Gmen you can't have it both ways...
Therefore he should be awarded the 9 month drop, if the government even hints that 9 months isn't much or worth it, I would agree and add another 9 months, so it would be worthwhile.....
The AUSA and JUDGE arenot very astute in my opinion....This never should went to the Circuit court, the District court should have been able to arrive at this..
Here is where the Givernment lost it:
Freeman executed a written plea agreement
“[p]ursuant to Fed. R. Crim. P. 11(c)(1)(C),” in which he agreed to
plead guilty to all four counts. In exchange for Freeman’s guilty plea,
the government agreed “that a sentence of 106 months’ incarceration
[was] the appropriate disposition of this case.” The plea agreement
noted the likely calculation of various factors under the federal
sentencing guidelines; it also indicated that Freeman understood that
the district court would “independently calculate the Guidelines at
sentencing,” and that he “agree[d] to have his sentence determined
pursuant to the Sentencing Guidelines.” The district court accepted
petitioner’s guilty plea,
Thats it, his sentence floats off the guidelines, its over....

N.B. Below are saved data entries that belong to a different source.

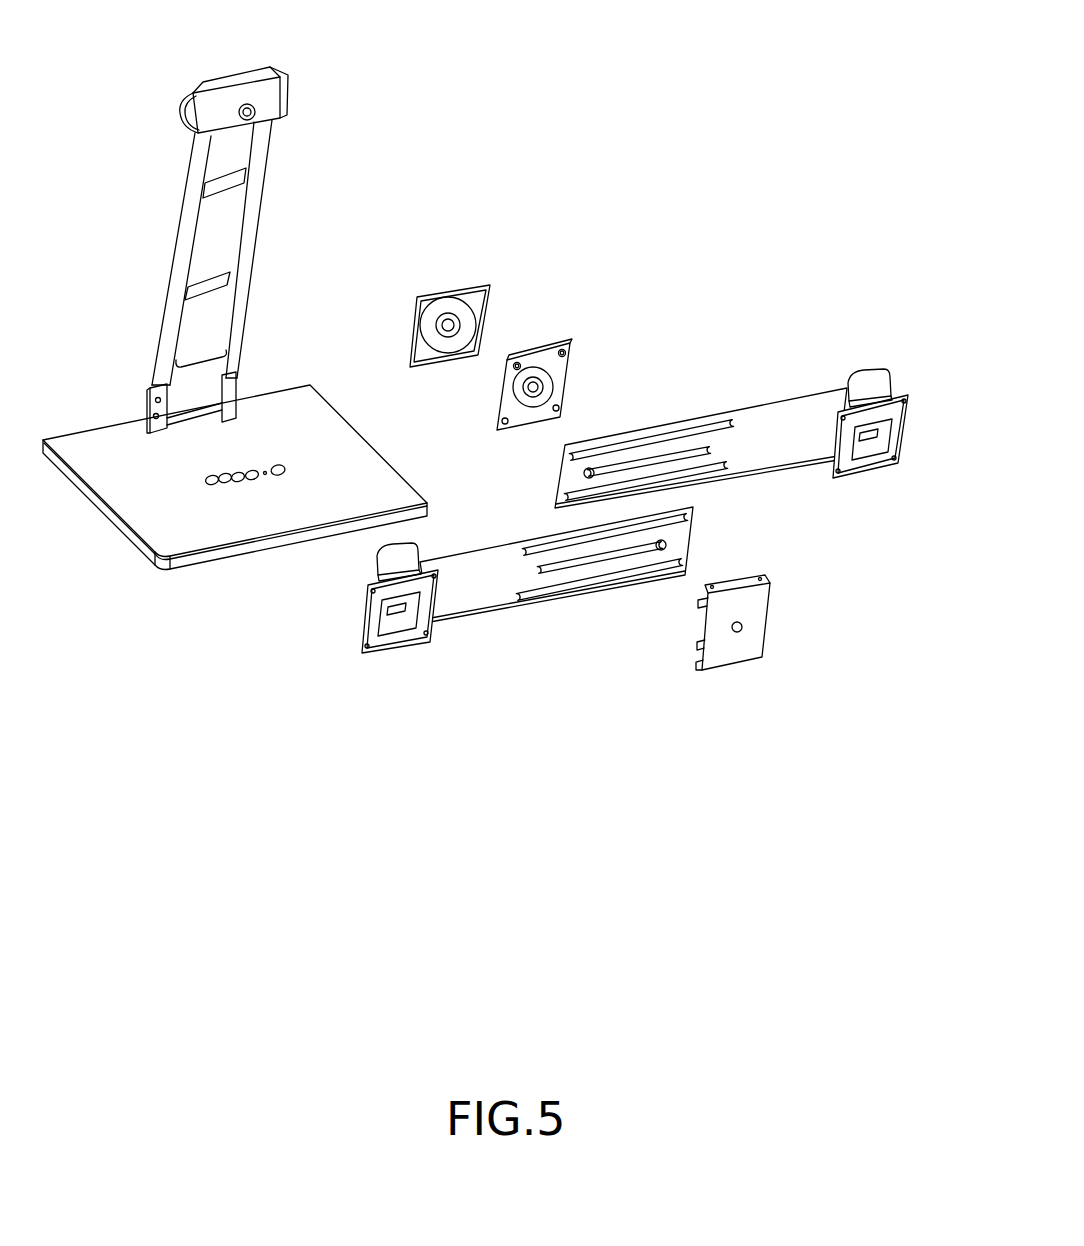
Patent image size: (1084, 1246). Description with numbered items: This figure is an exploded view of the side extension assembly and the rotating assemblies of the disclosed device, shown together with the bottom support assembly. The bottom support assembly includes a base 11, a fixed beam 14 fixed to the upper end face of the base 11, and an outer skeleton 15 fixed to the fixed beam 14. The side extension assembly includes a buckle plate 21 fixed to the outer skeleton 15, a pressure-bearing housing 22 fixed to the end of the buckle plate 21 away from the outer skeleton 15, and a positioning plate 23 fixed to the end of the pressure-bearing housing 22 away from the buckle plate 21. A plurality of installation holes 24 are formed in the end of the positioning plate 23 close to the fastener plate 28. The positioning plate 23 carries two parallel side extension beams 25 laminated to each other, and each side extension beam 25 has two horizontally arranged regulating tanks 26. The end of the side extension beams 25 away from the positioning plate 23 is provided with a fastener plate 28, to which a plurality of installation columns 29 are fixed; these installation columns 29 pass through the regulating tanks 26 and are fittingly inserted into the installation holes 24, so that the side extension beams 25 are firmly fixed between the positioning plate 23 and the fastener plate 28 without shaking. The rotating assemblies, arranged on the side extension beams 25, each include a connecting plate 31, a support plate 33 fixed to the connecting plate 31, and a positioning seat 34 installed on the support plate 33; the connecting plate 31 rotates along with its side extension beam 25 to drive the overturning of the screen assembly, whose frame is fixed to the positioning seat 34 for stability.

The base 11 is at (147, 500).
The fixed beam 14 is at (153, 403).
The outer skeleton 15 is at (173, 285).
The buckle plate 21 is at (220, 110).
The pressure-bearing housing 22 is at (450, 297).
The positioning plate 23 is at (589, 314).
The installation holes 24 is at (513, 407).
The side extension beams 25 is at (727, 389).
The regulating tank 26 is at (633, 447).
The fastener plate 28 is at (711, 672).
The installation columns 29 is at (703, 640).
The connecting plate 31 is at (868, 383).
The support plate 33 is at (365, 613).
The positioning seat 34 is at (899, 437).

Posted by: Josh | Feb 22, 2011 10:33:21 AM
All cases involve technicalities to loose the criminal on the public. This is an insider game, threatening the public safety. They are about made up rights, and not even about real due process designed to be accurate in freeing the innocent and protecting the public from dangerous criminals. If this is the state of sentencing appellate jurisprudence, it is a waste of taxpayer money. The Justices certing these cases are stealing and wasting tax money. Meanwhile 20 million crimes are going unanswered. And about 20% of convicted people are likely innocent. The incompetence of the lawyer is on display, and expensive.